Вот и все. Мы оба сказали правду. Наилучшую из правд – не всю. Мы любим друг друга. Почему бы и нет? Мы оба едем на войну. Почему бы и нет?

Мы оба знаем, что вернемся обратно.

Почему бы и нет?!

Наша любовь была звездопадом. Лавиной в горах она была, буйством стихий, штормом в открытом море. Вечным восторгом; вакханалией для двоих. Все наши ночи я помню телом, душой, трепетом ресниц, дрожью пальцев; с женой у меня никогда не было так. С женой было иначе. Тихо, спокойно; обыденно. Плеском волн, нехитрым щебетом иволги, шорохом осени, когда листья опадают на усыпанную песком тропинку в саду. Сиюминутная вечность, не умеющая говорить о любви вслух. Первый выкидыш, рождение сына, пряжа, властная свекровь, варенье из кизила…

Я вернусь.

– Не сердись, милый… Я же говорила: тебя не оставят в покое. Если бы там, на Парнасе, ты послушался меня, вместо того чтобы с раненой ногой нестись сломя голову в Микены!.. потом это дурацкое посольство…

Она права.

Меня не оставили в покое.

Меня бы не оставили в покое, даже если на Парнасе, залечивая рану, я бы послушался ее и залег на дно.
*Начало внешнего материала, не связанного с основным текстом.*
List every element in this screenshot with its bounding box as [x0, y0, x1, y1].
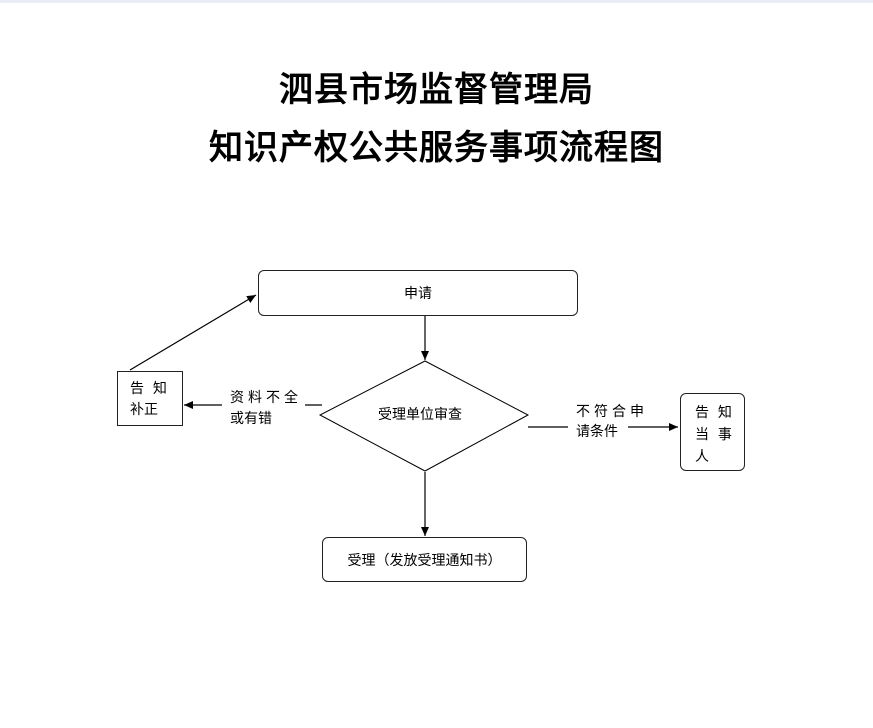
- not-qualified-label-line-2: 请条件: [576, 424, 618, 440]
- accept-node: 受理（发放受理通知书）: [322, 537, 527, 582]
- review-diamond: [318, 360, 530, 472]
- accept-label: 受理（发放受理通知书）: [347, 552, 502, 569]
- notify-correct-node: 告 知 补正: [117, 371, 183, 426]
- review-label: 受理单位审查: [378, 407, 462, 423]
- notify-party-node: 告 知 当 事 人: [680, 393, 745, 471]
- incomplete-label-line-2: 或有错: [230, 411, 272, 427]
- not-qualified-label-line-1: 不符合申: [576, 404, 648, 420]
- top-strip: [0, 0, 873, 3]
- notify-correct-line-2: 补正: [130, 402, 158, 418]
- apply-label: 申请: [404, 286, 432, 302]
- notify-party-line-3: 人: [695, 449, 709, 465]
- title-line-2: 知识产权公共服务事项流程图: [209, 128, 664, 168]
- incomplete-label-line-1: 资料不全: [230, 390, 302, 406]
- notify-party-line-1: 告 知: [695, 405, 732, 421]
- notify-party-line-2: 当 事: [695, 427, 732, 443]
- apply-node: 申请: [258, 270, 578, 316]
- title-line-1: 泗县市场监督管理局: [279, 70, 594, 110]
- arrow-notify-correct-to-apply: [129, 294, 257, 371]
- notify-correct-line-1: 告 知: [130, 381, 167, 397]
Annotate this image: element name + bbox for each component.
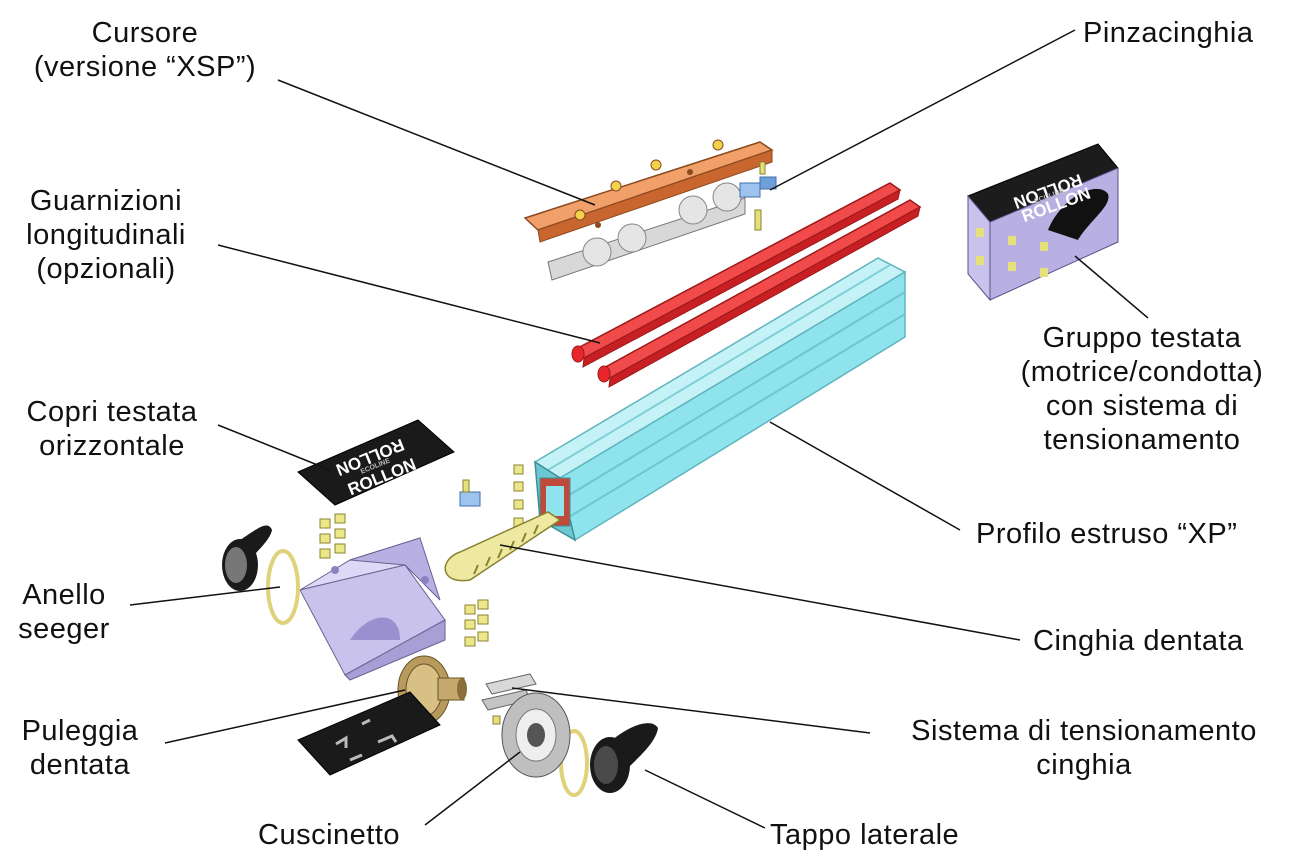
label-puleggia: Puleggia dentata (21, 715, 139, 781)
profile-extrusion (533, 257, 907, 542)
head-cover-plate: ROLLON ROLLON ECOLINE (297, 419, 455, 506)
leader-tappo (644, 769, 766, 829)
leader-puleggia (164, 689, 406, 744)
seeger-ring-left (266, 549, 300, 625)
seal-strips (571, 182, 922, 388)
label-pinzacinghia: Pinzacinghia (1083, 17, 1254, 49)
belt-clamp-lower (459, 479, 481, 507)
leader-cursore (277, 79, 596, 206)
side-cap-right (590, 723, 658, 793)
label-profilo: Profilo estruso “XP” (976, 518, 1238, 550)
leader-sistema (511, 687, 871, 734)
label-cursore: Cursore (versione “XSP”) (33, 17, 257, 83)
screws-lower (464, 599, 489, 647)
head-group: ROLLON ROLLON ECOLINE (967, 143, 1119, 302)
leader-copri-testata (217, 424, 331, 471)
leader-cuscinetto (424, 751, 521, 826)
leader-gruppo-testata (1074, 255, 1149, 319)
label-anello: Anello seeger (18, 579, 110, 645)
leader-lines (129, 29, 1149, 829)
bearing (501, 692, 571, 778)
head-block (299, 537, 446, 681)
label-cuscinetto: Cuscinetto (258, 819, 401, 851)
label-guarnizioni: Guarnizioni longitudinali (opzionali) (26, 185, 186, 285)
label-sistema-tensionamento: Sistema di tensionamento cinghia (911, 715, 1257, 781)
toothed-belt (444, 511, 562, 582)
screws-upper (319, 513, 346, 559)
leader-guarnizioni (217, 244, 601, 344)
label-cinghia: Cinghia dentata (1033, 625, 1244, 657)
bottom-cover-plate (297, 691, 441, 776)
leader-profilo (769, 421, 961, 531)
label-copri-testata: Copri testata orizzontale (26, 396, 198, 462)
leader-pinzacinghia (769, 29, 1076, 191)
leader-anello (129, 586, 281, 606)
belt-clamp-top (739, 161, 777, 231)
label-gruppo-testata: Gruppo testata (motrice/condotta) con si… (1020, 322, 1264, 456)
label-tappo: Tappo laterale (770, 819, 960, 851)
side-cap-left (222, 525, 272, 591)
carriage (523, 139, 774, 281)
tensioning-system (481, 673, 537, 725)
leader-cinghia (499, 544, 1021, 641)
screws-profile (513, 464, 524, 528)
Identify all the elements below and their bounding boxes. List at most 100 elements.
Со дна подняли бы; вместе с илом и донной мутью.

* * *

…он выхватил моего сына из колыбели. Я сидел у окна талама , раскачиваясь и тупо мыча свадебный гимн, а Паламед-эвбеец шагнул с порога прямо к колыбели, и вот: на сгибе левой руки он держит пускающего пузыри Телемаха, а в правой у него – меч. Ребенок засмеялся, потянулся к блестящей игрушке. Паламед засмеялся тоже.

– Выбирай, друг мой. Хочешь остаться? – отлично. Останешься сыноубийцей. Как твой любимый Геракл. Я спущусь вниз один и скажу всем, стеная: «Одиссей-безумец не едет на войну. Он слишком занят похоронами сына, которого зарезал до моего прихода». Мне поверят; ты сам слишком постарался, чтобы мне поверили.

Я допел свадебный гимн до конца.

– Оставь ребенка в покое, – сказал я после, вставая со скамьи. – Пойдем. Я еду на войну.

Тогда я еще не знал, что умница-Паламед приехал не один. Оба Атрида ждали во дворе, с ног до головы увешанные оружием и золотыми побрякушками; и еще Нестор – этот, как всегда на людях, кряхтел и кашлял, притворяясь согбенным старцем; и еще какие-то гости, которых я не знал.

Они беседовали с моей женой и не сразу заметили нас.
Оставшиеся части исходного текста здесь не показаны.